Now Maori and Pacific Islanders have that rate but Pakeha rates are down to one to three cases per 100,000.
"This is not a genetic problem, this is a disease of poverty, this is a disease of access to healthcare."
If people are carrying the disease they are less able to be educated and to work and they will cost the system.
"It's a no-brainer," she says.
A Ministry of Health spokesman says the ministry is concerned about rheumatic fever and accepts it has a national role in co-ordinating the response to the high rates.
"Unfortunately there is no quick fix," says Dr Greg Simmons, chief adviser on population health, but he agrees sore throats are paramount. "Increased awareness of the significance of sore throats and the need for prompt treatment so carers take children to a GP or nurse is the first step."
A big step forward is a plan to fund a position for a national rheumatic fever co-ordinator, to work alongside district health boards and other agencies to assess the options and ensure the right services are in place for those most in need.
RHEUMATIC FEVER
Often starts with a sore throat (a streptococcal infection)
A few weeks later a child may develop:
* Sore or swollen joints,
* A skin rash,
* A fever,
* Stomach pain,
* Jerky movements.
Although these symptoms may disappear, the heart valves may be damaged and this damage may be permanent.
This is now rheumatic heart disease, leading to persistent problems and sometimes a shortened lifespan.
WATCH OUT FOR
Public health officers are urging people to be vigilant for more illnesses currently circulating at higher rates than usual among children in the Auckland region.
Whooping cough
Status: Epidemic
* 159 notifications for the year so far compared to 38 for the period last year.

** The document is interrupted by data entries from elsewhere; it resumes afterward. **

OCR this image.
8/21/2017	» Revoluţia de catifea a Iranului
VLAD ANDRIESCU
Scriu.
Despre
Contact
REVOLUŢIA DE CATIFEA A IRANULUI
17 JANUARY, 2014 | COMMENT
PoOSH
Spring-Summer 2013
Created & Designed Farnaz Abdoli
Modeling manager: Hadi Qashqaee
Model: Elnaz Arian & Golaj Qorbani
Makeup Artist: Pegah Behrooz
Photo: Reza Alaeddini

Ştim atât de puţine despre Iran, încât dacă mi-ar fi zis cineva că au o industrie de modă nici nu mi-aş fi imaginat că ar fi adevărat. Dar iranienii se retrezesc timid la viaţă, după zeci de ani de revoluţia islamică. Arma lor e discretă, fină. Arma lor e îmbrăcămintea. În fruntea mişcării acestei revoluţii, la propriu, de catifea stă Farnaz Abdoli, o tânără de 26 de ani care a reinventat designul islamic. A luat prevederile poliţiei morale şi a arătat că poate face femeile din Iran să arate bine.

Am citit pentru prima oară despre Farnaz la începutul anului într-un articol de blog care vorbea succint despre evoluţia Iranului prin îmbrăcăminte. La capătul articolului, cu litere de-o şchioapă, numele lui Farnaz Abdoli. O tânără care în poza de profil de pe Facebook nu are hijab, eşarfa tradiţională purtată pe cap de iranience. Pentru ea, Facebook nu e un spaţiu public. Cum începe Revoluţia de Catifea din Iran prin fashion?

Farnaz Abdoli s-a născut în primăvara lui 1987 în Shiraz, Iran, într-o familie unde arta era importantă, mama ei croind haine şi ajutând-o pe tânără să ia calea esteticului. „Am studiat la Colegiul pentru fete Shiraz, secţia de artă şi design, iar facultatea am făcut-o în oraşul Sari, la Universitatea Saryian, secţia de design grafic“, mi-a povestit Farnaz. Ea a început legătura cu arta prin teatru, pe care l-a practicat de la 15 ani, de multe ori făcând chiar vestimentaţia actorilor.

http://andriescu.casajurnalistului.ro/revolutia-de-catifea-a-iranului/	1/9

* 80 per cent to 90 per cent of babies will be protected after three doses of immunisation.
* Immunisation rates are not high enough to prevent epidemics, and late immunisation is a problem.
* Babies can become blue, a bit hypoxic and struggle to breathe.
* Once children start coughing they can't stop. Coughs tend to end with a "whoop" and sometimes vomiting.
* No other prevention except immunisation.
Measles
Status: Watching
* 27 notifications from July to this month.
* Highly infectious, vaccine-preventable. Immunisation takes place at 15 months and 4 years.
* Measles can be very nasty. About one-in-three cases will have complications, and around 10 per cent of cases end up in hospital.
* Symptoms include headache, fever, runny nose, dry cough, sore eyes.